The college football fan in me wants to believe Newton is innocent and that as far-fetched as it sounds, that his father truly did act alone. I want to go against what society teaches and believe that despite what evidence suggests, someone can be innocent until proven guilty. I want to believe that the year Newton spent at Blinn Junior College winning a national championship last season, humbled and changed him. I truly hope he learned from his misdeeds while at the University of Florida that included stealing a laptop and cheating.
But frankly, like most of America, I simply don't know.
Newton's closest competitor in the Heisman race is Stanford quarterback Andrew Luck.
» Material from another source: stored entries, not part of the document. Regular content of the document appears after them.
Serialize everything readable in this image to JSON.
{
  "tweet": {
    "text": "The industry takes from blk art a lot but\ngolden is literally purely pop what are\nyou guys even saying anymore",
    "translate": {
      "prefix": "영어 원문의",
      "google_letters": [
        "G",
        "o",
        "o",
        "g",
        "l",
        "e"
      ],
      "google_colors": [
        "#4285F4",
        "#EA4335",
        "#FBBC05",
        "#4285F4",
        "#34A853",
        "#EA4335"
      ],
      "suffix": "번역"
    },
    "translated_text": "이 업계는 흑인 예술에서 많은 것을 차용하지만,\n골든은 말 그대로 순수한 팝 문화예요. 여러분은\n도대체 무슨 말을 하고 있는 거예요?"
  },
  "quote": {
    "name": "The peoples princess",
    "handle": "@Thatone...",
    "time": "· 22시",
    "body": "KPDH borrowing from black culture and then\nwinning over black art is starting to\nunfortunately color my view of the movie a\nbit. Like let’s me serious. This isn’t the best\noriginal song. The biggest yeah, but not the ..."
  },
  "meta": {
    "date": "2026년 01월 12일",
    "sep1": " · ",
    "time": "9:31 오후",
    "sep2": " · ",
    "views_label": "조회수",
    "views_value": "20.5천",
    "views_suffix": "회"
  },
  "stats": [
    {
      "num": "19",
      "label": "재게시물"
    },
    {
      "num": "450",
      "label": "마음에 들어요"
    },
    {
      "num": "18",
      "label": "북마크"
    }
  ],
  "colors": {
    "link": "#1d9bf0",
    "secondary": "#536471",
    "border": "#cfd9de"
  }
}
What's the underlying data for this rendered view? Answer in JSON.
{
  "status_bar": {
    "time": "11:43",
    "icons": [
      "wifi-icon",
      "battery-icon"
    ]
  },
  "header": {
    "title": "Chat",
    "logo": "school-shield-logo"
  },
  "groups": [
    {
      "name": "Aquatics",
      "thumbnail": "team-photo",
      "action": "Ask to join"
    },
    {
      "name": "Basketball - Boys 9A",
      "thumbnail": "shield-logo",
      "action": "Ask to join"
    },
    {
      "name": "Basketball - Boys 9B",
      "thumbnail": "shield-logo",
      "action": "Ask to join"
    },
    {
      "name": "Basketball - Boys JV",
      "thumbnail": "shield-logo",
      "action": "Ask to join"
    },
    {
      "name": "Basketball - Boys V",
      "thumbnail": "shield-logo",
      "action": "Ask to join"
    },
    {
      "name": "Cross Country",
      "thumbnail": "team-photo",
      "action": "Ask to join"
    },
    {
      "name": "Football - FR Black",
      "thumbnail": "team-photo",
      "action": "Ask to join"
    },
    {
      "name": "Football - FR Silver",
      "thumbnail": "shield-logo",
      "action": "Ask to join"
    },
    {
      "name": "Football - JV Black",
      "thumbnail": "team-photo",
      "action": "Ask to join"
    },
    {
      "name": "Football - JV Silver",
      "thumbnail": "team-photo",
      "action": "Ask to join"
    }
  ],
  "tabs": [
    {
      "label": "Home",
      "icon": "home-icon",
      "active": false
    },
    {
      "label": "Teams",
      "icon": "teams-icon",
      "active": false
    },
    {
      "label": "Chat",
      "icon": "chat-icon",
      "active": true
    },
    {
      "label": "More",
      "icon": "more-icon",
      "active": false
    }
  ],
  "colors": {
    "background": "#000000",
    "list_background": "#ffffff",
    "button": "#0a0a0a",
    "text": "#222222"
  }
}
Luck, an NFL-ready quarterback, passed for 3,051 yards and 28 touchdowns in a pro-style offense. Stanford's lone loss came at Oregon, a game in which Luck threw for 341 yards and two touchdowns.
In almost any other season, Luck would be a sure-fire Heisman winner. He led his team to an 11-1 season, a berth in the Rose Bowl and he's all but guaranteed to be a top-five draft pick next spring.
Most years I would love to have a Heisman vote. Several seasons in recent memory come to mind in which the selection committee in my opinion has awarded the wrong candidate. Nebraska's Eric Crouch over Miami's Ken Dorsey in 2001 and USC's Reggie Bush over Texas' Vince Young in 2005 are just two examples.
This season, however, I'm thankful I don't have a Heisman vote. There are too many questions to be answered about the clear-cut winner and I can't in good conscience vote for a second-place candidate when I know he's not the most deserving player. That would leave me with the difficult but yet, somehow fitting decision to abstain from voting.
It doesn't always require words to make a statement.
Silence can often be quite powerful.